The Dec. 14 ruling by a federal judge in Texas declaring the Affordable Care Act (ACA) unconstitutional threatens to unravel the most sweeping health care reform in the United States since the creation of Medicare and Medicaid in the 1960s.
While the Texas decision does not affect 2019 enrollment, if the ruling is upheld, it could dismantle health coverage and protections for more than 16 million Americans and destabilize the entire health care system.
Harvard Medical School’s Richard Frankdiscusses the ramifications of the ruling with Harvard Medicine News.
HMN: What do you make of the Texas ruling?
RF: Seldom do you see legal scholars of virtually every persuasion agree that a ruling is fatally flawed. This is the case with this one. Since I am not a legal scholar I will not comment on the technical dimensions of the decision. It is worth noting, however, that the judge’s ruling that the entire ACA is invalid because of the elimination of the tax penalty for not having coverage seems entirely inconsistent with the history of the 2017 tax legislation. That is, the tax law focused narrowly on elimination of the tax penalty, rather than on other provisions of the ACA such as protection for preexisting conditions and the expansion of coverage for children until age 26 under their parents’ insurance plan.
HMN: What would be some of the most dramatic immediate consequences of repealing the ACA on a federal level?
RF:Invalidating the entire ACA could have a stunning array of negative effects. I will name just a few big ones. About 130 million people with preexisting conditions would lose protection if they sought to buy insurance on their own. Medicaid expansion would be eliminated, as would the health insurance marketplaces and the subsidies that helped 9 million people buy health insurance. Those two provisions would result in roughly doubling the number of uninsured people. Several million young adults who gained health coverage through their parents’ insurance would lose that coverage. Seniors would face much higher prescription drug costs because Medicare prescription drug coverage would be reduced. Finally, billions of dollars dedicated to fighting the opioid and suicide epidemics would disappear.
HMN: What would be some of long-term, ripple effects of an ACA repeal?
RF:The ACA resulted in significant expansion of Medicaid and other health plan coverage aimed at reducing deaths from drug overdose, treatment of opioid misuse and opioid addiction. This ACA expansion dwarfs all the money that Congress allocated for grant programs dedicated to the opioid epidemic over the past three years. Invalidation of the ACA would represent a massive retreat in efforts to curb opioid-related deaths and reduce suicides. Given that over 72,000 people died from drug overdoses last year, the timing for such a retreat could not be worse. In addition, most of the efforts to change the way we pay for health care would cease.

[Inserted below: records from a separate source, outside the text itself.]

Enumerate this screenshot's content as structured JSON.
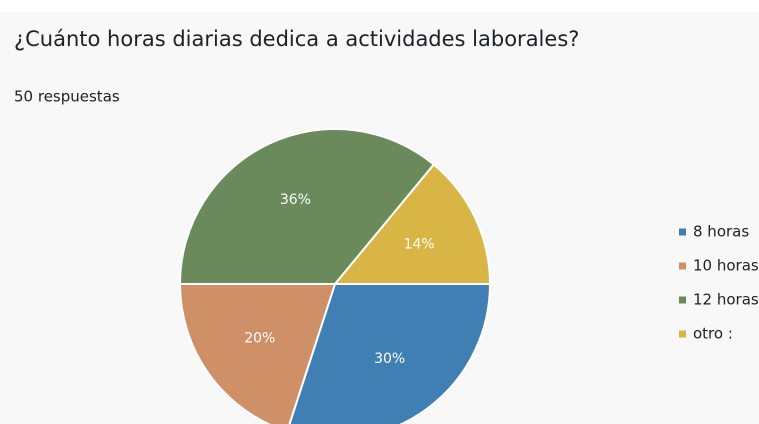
{
  "chart_data": {
    "type": "pie",
    "title": "¿Cuánto horas diarias dedica a actividades laborales?",
    "subtitle": "50 respuestas",
    "categories": [
      "8 horas",
      "10 horas",
      "12 horas",
      "otro :"
    ],
    "values": [
      30,
      20,
      36,
      14
    ],
    "value_labels": [
      "30%",
      "20%",
      "36%",
      "14%"
    ],
    "colors": [
      "#3f7fb4",
      "#cf9068",
      "#6a8a5c",
      "#d8b544"
    ],
    "legend": "right"
  }
}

Efforts to address fraud would be curtailed. The FDA would no longer have the authority to approve the marketing of biosimilar medications through a special regulatory pathway. Taxes that help fund Medicare would be eliminated creating heightened financial pressures on a program that serves 35 million older adults and disabled Americans. In sum, if the decision is upheld, nearly every U.S. resident would be affected by it.
HMN: What would you like those covered by the ACA to know in the aftermath of this decision?
RF:As I mentioned, every American would be affected by this decision. It represents bad policy that will harm the most vulnerable among us—low-income people, those who are less well-off, senior citizens—and will reverse recent attempts to modernize the U.S. health care system.
HMN: Is there anything that healthcare providers need to know or do?
RF: Let your elected representatives know about your concerns directly and through your professional societies.
HMN: What happens next?
RF: The ruling will certainly be appealed. Congress can take actions to offset the decision. Whether it will remains to be seen.
Richard Frank is the Margaret T. Morris Professor of Health Care Policy in the Blavatnik Institute at Harvard Medical School.